Why the developer scaled back
The mayor's filing and related city materials point to a one-two punch of headaches on Parcel 13. On the physical side, the site comes with complex conditions, including Washington Metro infrastructure and challenging soil, both of which make construction slower and more expensive. On the financial side, the deal is running into the same headwinds that have battered affordable projects across the District, with higher costs and tighter capital making big plans harder to pull off.
Bisnow previously reported on Dantes' decision to take over the St. Elizabeths East effort after NDC's shutdown and highlighted how broader affordability pressures are reshaping the development pipeline citywide.

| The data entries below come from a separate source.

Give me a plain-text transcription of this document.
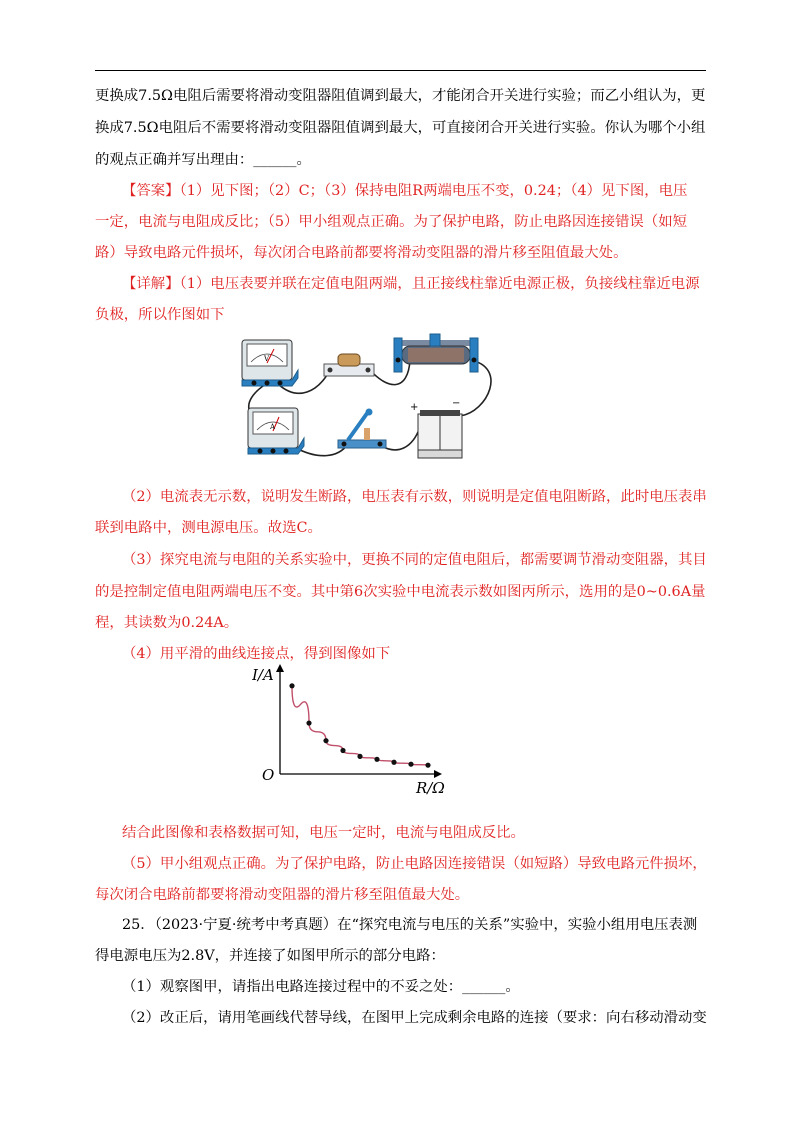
更换成7.5Ω电阻后需要将滑动变阻器阻值调到最大，才能闭合开关进行实验；而乙小组认为，更
换成7.5Ω电阻后不需要将滑动变阻器阻值调到最大，可直接闭合开关进行实验。你认为哪个小组
的观点正确并写出理由：______。
【答案】（1）见下图；（2）C；（3）保持电阻R两端电压不变，0.24；（4）见下图，电压
一定，电流与电阻成反比；（5）甲小组观点正确。为了保护电路，防止电路因连接错误（如短
路）导致电路元件损坏，每次闭合电路前都要将滑动变阻器的滑片移至阻值最大处。
【详解】（1）电压表要并联在定值电阻两端，且正接线柱靠近电源正极，负接线柱靠近电源
负极，所以作图如下
V
A
+	−
（2）电流表无示数，说明发生断路，电压表有示数，则说明是定值电阻断路，此时电压表串
联到电路中，测电源电压。故选C。
（3）探究电流与电阻的关系实验中，更换不同的定值电阻后，都需要调节滑动变阻器，其目
的是控制定值电阻两端电压不变。其中第6次实验中电流表示数如图丙所示，选用的是0~0.6A量
程，其读数为0.24A。
（4）用平滑的曲线连接点，得到图像如下
I/A
O
R/Ω
结合此图像和表格数据可知，电压一定时，电流与电阻成反比。
（5）甲小组观点正确。为了保护电路，防止电路因连接错误（如短路）导致电路元件损坏，
每次闭合电路前都要将滑动变阻器的滑片移至阻值最大处。
25．（2023·宁夏·统考中考真题）在“探究电流与电压的关系”实验中，实验小组用电压表测
得电源电压为2.8V，并连接了如图甲所示的部分电路：
（1）观察图甲，请指出电路连接过程中的不妥之处：______。
（2）改正后，请用笔画线代替导线，在图甲上完成剩余电路的连接（要求：向右移动滑动变
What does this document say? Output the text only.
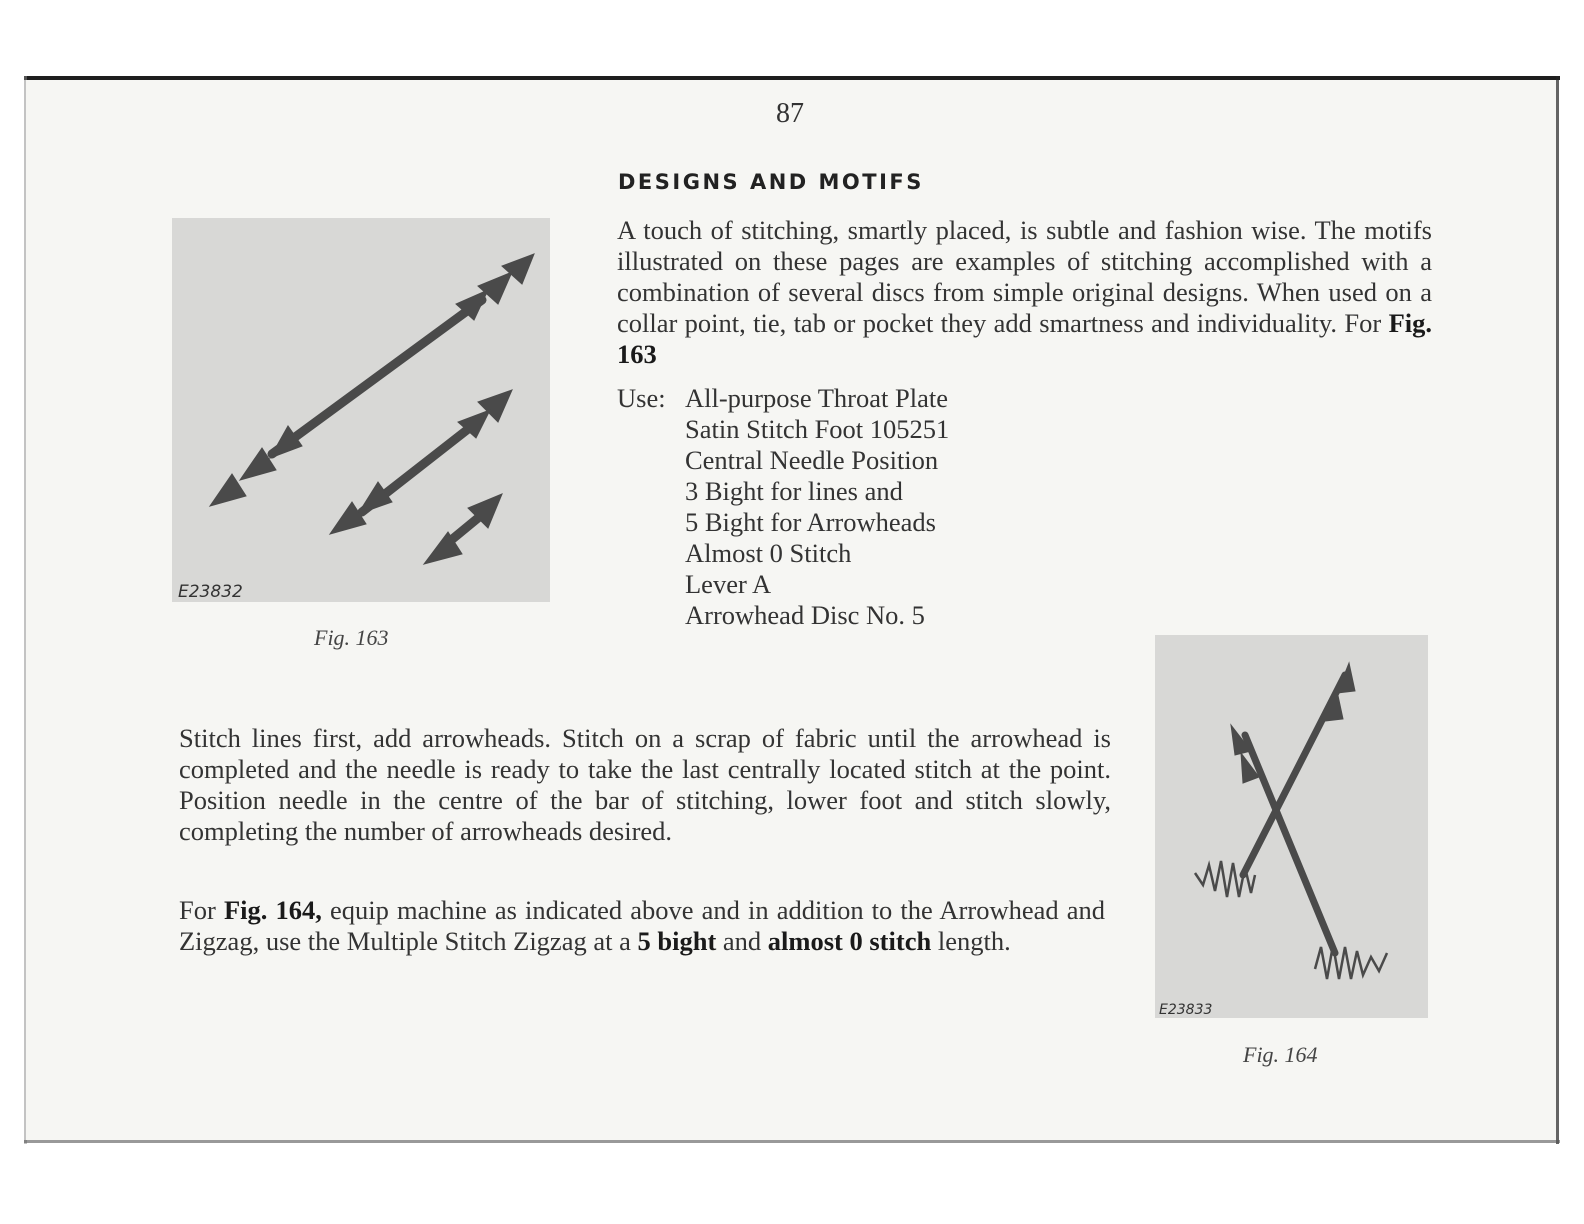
87
DESIGNS AND MOTIFS

A touch of stitching, smartly placed, is subtle and fashion wise. The motifs illustrated on these pages are examples of stitching accomplished with a combination of several discs from simple original designs. When used on a collar point, tie, tab or pocket they add smartness and individuality. For Fig. 163

Use: All-purpose Throat Plate
Satin Stitch Foot 105251
Central Needle Position
3 Bight for lines and
5 Bight for Arrowheads
Almost 0 Stitch
Lever A
Arrowhead Disc No. 5
E23832
Fig. 163
E23833
Fig. 164

Stitch lines first, add arrowheads. Stitch on a scrap of fabric until the arrowhead is completed and the needle is ready to take the last centrally located stitch at the point. Position needle in the centre of the bar of stitching, lower foot and stitch slowly, completing the number of arrowheads desired.

For Fig. 164, equip machine as indicated above and in addition to the Arrowhead and Zigzag, use the Multiple Stitch Zigzag at a 5 bight and almost 0 stitch length.
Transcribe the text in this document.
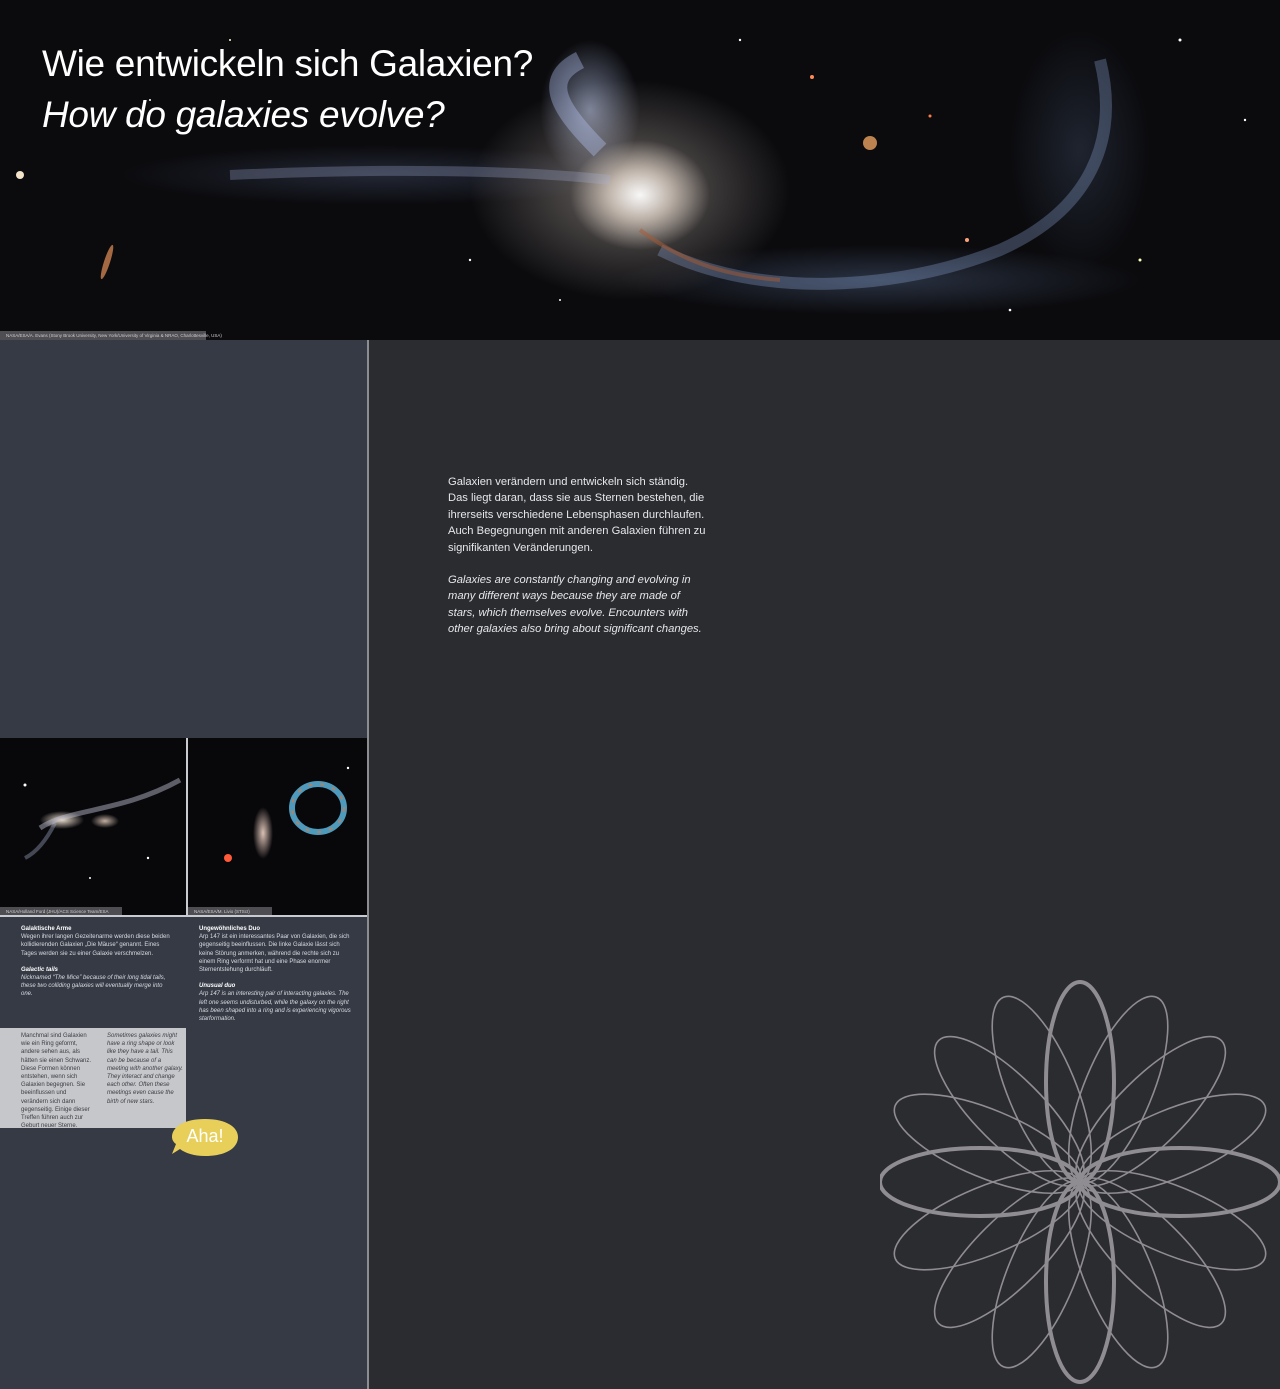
Wie entwickeln sich Galaxien?
How do galaxies evolve?
NASA/ESA/A. Evans (Stony Brook University, New York/University of Virginia & NRAO, Charlottesville, USA)
NASA/Holland Ford (JHU)/ACS Science Team/ESA	NASA/ESA/M. Livio (STScI)
Galaktische Arme
Wegen ihrer langen Gezeitenarme werden diese beiden kollidierenden Galaxien „Die Mäuse“ genannt. Eines Tages werden sie zu einer Galaxie verschmelzen.
Galactic tails
Nicknamed “The Mice” because of their long tidal tails, these two colliding galaxies will eventually merge into one.
Ungewöhnliches Duo
Arp 147 ist ein interessantes Paar von Galaxien, die sich gegenseitig beeinflussen. Die linke Galaxie lässt sich keine Störung anmerken, während die rechte sich zu einem Ring verformt hat und eine Phase enormer Sternentstehung durchläuft.
Unusual duo
Arp 147 is an interesting pair of interacting galaxies. The left one seems undisturbed, while the galaxy on the right has been shaped into a ring and is experiencing vigorous starformation.
Manchmal sind Galaxien wie ein Ring geformt, andere sehen aus, als hätten sie einen Schwanz. Diese Formen können entstehen, wenn sich Galaxien begegnen. Sie beeinflussen und verändern sich dann gegenseitig. Einige dieser Treffen führen auch zur Geburt neuer Sterne.
Sometimes galaxies might have a ring shape or look like they have a tail. This can be because of a meeting with another galaxy. They interact and change each other. Often these meetings even cause the birth of new stars.
Aha!

Galaxien verändern und entwickeln sich ständig. Das liegt daran, dass sie aus Sternen bestehen, die ihrerseits verschiedene Lebensphasen durchlaufen. Auch Begegnungen mit anderen Galaxien führen zu signifikanten Veränderungen.

Galaxies are constantly changing and evolving in many different ways because they are made of stars, which themselves evolve. Encounters with other galaxies also bring about significant changes.
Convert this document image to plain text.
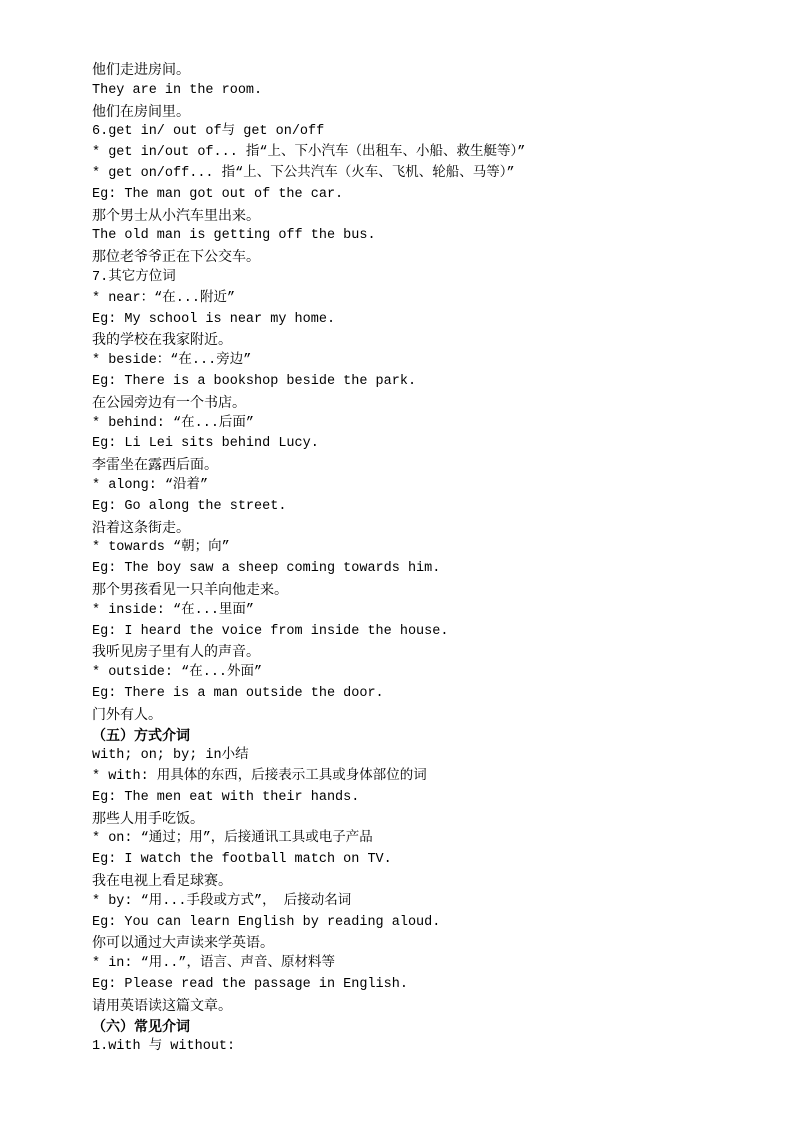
他们走进房间。
They are in the room.
他们在房间里。
6.get in/ out of与 get on/off
* get in/out of... 指“上、下小汽车（出租车、小船、救生艇等）”
* get on/off... 指“上、下公共汽车（火车、飞机、轮船、马等）”
Eg: The man got out of the car.
那个男士从小汽车里出来。
The old man is getting off the bus.
那位老爷爷正在下公交车。
7.其它方位词
* near：“在...附近”
Eg: My school is near my home.
我的学校在我家附近。
* beside：“在...旁边”
Eg: There is a bookshop beside the park.
在公园旁边有一个书店。
* behind: “在...后面”
Eg: Li Lei sits behind Lucy.
李雷坐在露西后面。
* along: “沿着”
Eg: Go along the street.
沿着这条街走。
* towards “朝；向”
Eg: The boy saw a sheep coming towards him.
那个男孩看见一只羊向他走来。
* inside: “在...里面”
Eg: I heard the voice from inside the house.
我听见房子里有人的声音。
* outside: “在...外面”
Eg: There is a man outside the door.
门外有人。
（五）方式介词
with; on; by; in小结
* with: 用具体的东西，后接表示工具或身体部位的词
Eg: The men eat with their hands.
那些人用手吃饭。
* on: “通过；用”，后接通讯工具或电子产品
Eg: I watch the football match on TV.
我在电视上看足球赛。
* by: “用...手段或方式”， 后接动名词
Eg: You can learn English by reading aloud.
你可以通过大声读来学英语。
* in: “用..”，语言、声音、原材料等
Eg: Please read the passage in English.
请用英语读这篇文章。
（六）常见介词
1.with 与 without:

What it means for timing and oversight
The amendment does not just shrink the building program, it stretches the timeline. The deadline to close on the ground lease moves from two years to six, giving Dantes significantly more runway to line up financing and finalize plans. Once construction begins, the developer also gains an extra six months to reach substantial completion.
In exchange for that added flexibility, the amendment explicitly requires that any future substantive changes to the deal come back to the D.C. Council for another look. The timeline and oversight provisions, outlined in the amended term sheet and council transmittal, are intended to keep the public land disposition on a short leash while Dantes recalibrates its approach.
Next steps for the campus
Dantes still has plenty of homework before anyone sees cranes on Parcel 13. The team must negotiate a binding land disposition and development agreement with the District, secure financing, and submit final construction plans.
The broader St. Elizabeths East campus has been unfolding parcel by parcel, backed by public investments like the Entertainment & Sports Arena next door, so neighbors and housing advocates will be watching closely to see how Dantes reshapes the project and how much of the original affordability commitments carry through. The Washington Business Journal notes that the developer has signaled it will move cautiously, study the site, and craft a fresh proposal rather than rush into a deal that does not pencil out.